If Vladek was that evil, that much of a big bad dude how come he wasn’t chosen by Salvo to go on the raid in Mesa Verde Canyon way back in Exile to Hell, how come he wasn’t around in Omega Path when Kane, Grant, DeFore and Domi invaded Cobaltville to rescue Lakesh? There are several books where the Cobaltville Mags are featured where he should have shown up if he was all that much of a super bad-ass.

Speaking of Domi and Lakesh once again its those two characters who suffer the most damage on their characters. Their relationship isn’t even hinted at, its ignored so Milan can have Domi act like a ‘ho again. And also, Lakesh is suddenly a spindly old man who needs his glasses, looks like Gandhi and now talks like Apu from the Kwikie Mart. HUH?!?

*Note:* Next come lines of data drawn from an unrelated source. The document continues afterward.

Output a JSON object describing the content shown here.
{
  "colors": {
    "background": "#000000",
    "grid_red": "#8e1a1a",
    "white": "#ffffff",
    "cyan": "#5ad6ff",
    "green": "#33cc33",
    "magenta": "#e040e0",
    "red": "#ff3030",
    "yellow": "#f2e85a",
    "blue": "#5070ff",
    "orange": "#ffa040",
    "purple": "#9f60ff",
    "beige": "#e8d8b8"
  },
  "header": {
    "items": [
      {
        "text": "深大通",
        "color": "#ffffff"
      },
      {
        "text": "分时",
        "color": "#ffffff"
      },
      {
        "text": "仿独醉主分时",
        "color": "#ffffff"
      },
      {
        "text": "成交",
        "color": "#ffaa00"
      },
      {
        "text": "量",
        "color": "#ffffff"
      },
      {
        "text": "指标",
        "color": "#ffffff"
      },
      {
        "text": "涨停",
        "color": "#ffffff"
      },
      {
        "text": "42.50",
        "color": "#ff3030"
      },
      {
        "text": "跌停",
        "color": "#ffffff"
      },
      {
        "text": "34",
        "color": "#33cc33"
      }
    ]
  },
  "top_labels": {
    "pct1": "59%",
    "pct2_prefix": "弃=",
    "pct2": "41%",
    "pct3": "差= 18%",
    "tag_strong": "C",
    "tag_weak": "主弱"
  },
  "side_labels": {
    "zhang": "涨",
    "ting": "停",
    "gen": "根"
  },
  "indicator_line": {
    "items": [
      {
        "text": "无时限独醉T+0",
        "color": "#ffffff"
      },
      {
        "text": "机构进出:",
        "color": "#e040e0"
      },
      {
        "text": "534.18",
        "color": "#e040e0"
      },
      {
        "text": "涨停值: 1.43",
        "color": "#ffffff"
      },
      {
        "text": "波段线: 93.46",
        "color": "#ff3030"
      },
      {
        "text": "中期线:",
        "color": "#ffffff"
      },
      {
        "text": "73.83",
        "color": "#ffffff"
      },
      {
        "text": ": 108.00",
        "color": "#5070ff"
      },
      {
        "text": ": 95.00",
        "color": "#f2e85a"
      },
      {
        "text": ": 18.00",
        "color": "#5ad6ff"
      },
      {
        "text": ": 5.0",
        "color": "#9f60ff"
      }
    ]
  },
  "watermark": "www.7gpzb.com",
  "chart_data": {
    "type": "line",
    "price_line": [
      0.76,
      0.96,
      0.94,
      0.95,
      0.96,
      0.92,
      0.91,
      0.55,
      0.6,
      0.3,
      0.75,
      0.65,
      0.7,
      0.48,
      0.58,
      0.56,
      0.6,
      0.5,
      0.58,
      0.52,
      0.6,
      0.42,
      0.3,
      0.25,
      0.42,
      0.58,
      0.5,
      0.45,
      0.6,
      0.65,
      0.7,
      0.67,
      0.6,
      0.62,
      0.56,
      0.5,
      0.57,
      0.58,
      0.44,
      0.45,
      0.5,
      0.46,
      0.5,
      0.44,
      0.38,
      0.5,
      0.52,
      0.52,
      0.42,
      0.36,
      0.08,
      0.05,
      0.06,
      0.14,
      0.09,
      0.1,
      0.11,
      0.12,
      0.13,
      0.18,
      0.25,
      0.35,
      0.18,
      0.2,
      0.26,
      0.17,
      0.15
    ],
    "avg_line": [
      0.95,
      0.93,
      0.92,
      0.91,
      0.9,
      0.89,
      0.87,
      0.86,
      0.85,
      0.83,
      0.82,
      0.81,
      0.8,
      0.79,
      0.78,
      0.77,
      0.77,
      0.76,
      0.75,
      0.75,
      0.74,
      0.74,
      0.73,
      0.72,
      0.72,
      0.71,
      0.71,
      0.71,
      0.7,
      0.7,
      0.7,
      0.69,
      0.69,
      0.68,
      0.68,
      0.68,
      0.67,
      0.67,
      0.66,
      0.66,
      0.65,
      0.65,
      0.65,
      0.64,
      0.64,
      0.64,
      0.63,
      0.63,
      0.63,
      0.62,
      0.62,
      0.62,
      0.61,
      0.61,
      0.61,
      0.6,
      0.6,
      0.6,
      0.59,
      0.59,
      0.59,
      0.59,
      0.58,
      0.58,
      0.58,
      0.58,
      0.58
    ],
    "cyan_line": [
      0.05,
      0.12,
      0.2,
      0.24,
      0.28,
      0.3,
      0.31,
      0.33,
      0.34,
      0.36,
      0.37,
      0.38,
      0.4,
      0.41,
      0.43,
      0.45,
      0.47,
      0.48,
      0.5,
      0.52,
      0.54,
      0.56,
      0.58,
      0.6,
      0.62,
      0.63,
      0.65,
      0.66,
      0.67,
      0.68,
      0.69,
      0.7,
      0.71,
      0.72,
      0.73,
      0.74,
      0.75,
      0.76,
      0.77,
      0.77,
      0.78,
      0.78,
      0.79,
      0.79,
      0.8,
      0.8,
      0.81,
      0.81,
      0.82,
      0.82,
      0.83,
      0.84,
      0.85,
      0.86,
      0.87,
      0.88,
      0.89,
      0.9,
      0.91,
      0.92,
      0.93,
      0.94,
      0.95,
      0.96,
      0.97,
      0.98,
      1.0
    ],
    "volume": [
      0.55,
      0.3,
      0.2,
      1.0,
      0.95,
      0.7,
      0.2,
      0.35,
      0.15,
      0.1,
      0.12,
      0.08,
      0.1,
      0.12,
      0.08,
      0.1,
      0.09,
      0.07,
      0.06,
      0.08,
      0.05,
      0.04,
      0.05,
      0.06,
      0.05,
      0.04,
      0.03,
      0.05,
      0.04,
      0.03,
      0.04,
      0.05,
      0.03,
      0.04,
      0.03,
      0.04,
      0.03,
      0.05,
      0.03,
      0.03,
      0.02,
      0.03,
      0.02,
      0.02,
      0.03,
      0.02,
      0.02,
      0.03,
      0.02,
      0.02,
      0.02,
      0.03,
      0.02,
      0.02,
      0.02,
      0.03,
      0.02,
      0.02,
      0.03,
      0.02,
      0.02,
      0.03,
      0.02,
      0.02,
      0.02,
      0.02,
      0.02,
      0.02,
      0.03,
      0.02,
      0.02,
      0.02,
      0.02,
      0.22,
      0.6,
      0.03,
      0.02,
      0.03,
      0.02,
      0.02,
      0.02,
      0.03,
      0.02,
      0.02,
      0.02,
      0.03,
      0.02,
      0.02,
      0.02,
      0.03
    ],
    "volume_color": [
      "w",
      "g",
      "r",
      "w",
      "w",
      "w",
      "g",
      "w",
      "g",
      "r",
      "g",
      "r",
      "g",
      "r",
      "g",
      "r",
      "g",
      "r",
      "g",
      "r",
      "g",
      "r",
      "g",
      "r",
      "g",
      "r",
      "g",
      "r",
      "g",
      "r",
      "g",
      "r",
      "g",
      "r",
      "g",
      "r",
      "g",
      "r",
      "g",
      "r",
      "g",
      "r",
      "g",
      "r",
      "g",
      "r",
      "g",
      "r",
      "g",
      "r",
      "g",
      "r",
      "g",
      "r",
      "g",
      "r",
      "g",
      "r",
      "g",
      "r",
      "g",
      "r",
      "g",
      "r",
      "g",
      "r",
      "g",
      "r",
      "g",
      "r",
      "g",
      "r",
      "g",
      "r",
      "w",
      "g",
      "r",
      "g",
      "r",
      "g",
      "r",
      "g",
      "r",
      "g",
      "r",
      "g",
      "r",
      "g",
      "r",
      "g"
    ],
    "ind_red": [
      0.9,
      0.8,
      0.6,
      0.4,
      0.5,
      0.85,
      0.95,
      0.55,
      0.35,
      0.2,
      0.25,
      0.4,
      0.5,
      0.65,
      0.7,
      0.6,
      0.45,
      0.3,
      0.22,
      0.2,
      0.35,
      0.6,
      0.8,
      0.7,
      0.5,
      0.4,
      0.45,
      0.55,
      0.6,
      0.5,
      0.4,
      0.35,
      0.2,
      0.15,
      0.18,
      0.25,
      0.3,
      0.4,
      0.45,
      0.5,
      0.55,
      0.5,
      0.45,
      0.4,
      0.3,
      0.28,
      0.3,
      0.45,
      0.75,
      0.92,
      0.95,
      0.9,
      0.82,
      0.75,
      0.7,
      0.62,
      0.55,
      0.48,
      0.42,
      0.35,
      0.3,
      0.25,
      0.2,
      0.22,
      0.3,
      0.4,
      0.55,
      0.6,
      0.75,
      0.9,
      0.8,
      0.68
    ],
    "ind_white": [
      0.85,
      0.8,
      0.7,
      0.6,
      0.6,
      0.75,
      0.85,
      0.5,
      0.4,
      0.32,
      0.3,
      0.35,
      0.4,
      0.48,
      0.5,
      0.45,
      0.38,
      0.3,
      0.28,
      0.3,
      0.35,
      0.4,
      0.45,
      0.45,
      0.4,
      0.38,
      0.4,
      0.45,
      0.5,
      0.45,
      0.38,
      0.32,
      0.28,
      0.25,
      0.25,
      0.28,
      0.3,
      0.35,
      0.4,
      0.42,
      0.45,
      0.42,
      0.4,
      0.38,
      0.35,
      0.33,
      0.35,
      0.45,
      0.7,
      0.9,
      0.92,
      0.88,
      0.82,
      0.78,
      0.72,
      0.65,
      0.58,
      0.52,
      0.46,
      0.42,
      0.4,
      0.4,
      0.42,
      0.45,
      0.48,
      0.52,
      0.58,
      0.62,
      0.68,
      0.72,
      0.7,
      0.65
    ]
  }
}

There’s a confusing comment about Lakesh’s nanites malfunctioning but it makes no sense. Maybe its nanites that raised Neukirk from his grave on Mars and had him hanging around the redoubt after Maccan killed him in Mad God’s Wrath. Wow, it sure would be nice if these books were actually edited every once in while wouldn’t it?

Milan introduces another female Pit Boss, Maureen Orion who is such a rip-off of Boss Klaw from Doomstar Relic I don’t why Milan bothered coming up with a new name for her.

Overall, the problems with Uluru Destiny are about the same as they were for Sun Lord and Awakening—for every scene you like, there are two that you don’t and at least one you hate.

For example--Milan has Kane telling Grant about half a dozen times, “She’s got you there, partner” or some variation of that. Since when have either one of these tough, professional men ever refered to each other as “partner” unless it was in Sargasso Blunder by Mel Odom?

Speaking of Kane he’s described as having a pepper and salt beard and he’s really badly off his game in this book. Maybe he has nanites that are malfunctioning too. He acts like a doofus, gets tricked, insulted and victimized all over the place, even though his “big, scarred hands” are mentioned to the point where you roll your eyes every time you come across it.

The ending of the book is rushed and confusing and actually happens over a TV screen, with the Cerberus warriors watching from a distance. But by then, I’d stopped caring.

In some ways, Uluru Destiny was more disappointing than Milan’s other two OL books because it started out so promisingly and I hoped the third would be the charm. But large chunks of it are slow and even boring, some scenes make no real sense and when he favors ‘Slut Domi” again while giving Brigid Baptiste very short shrift for the third time, that was it for me.

As far as I’m concerned, Uluru Destiny is another parallel casement, “out of continuity” OL story, not really having happened in the real timeline.
 
4
The OL in Australia with the Aboriginal spaceship.
by Roadwarrior
This novel was below average, for me. The characters seemed a bit off. What I find really strange is that the Uluru ship wasn't associated with the Annunaki ans co. Surely they would have encountered the ship before or at least knew of it's existance.

The main failing is that it is totally unmemorable. Aside from the ship, but that just seemed a bit dumb.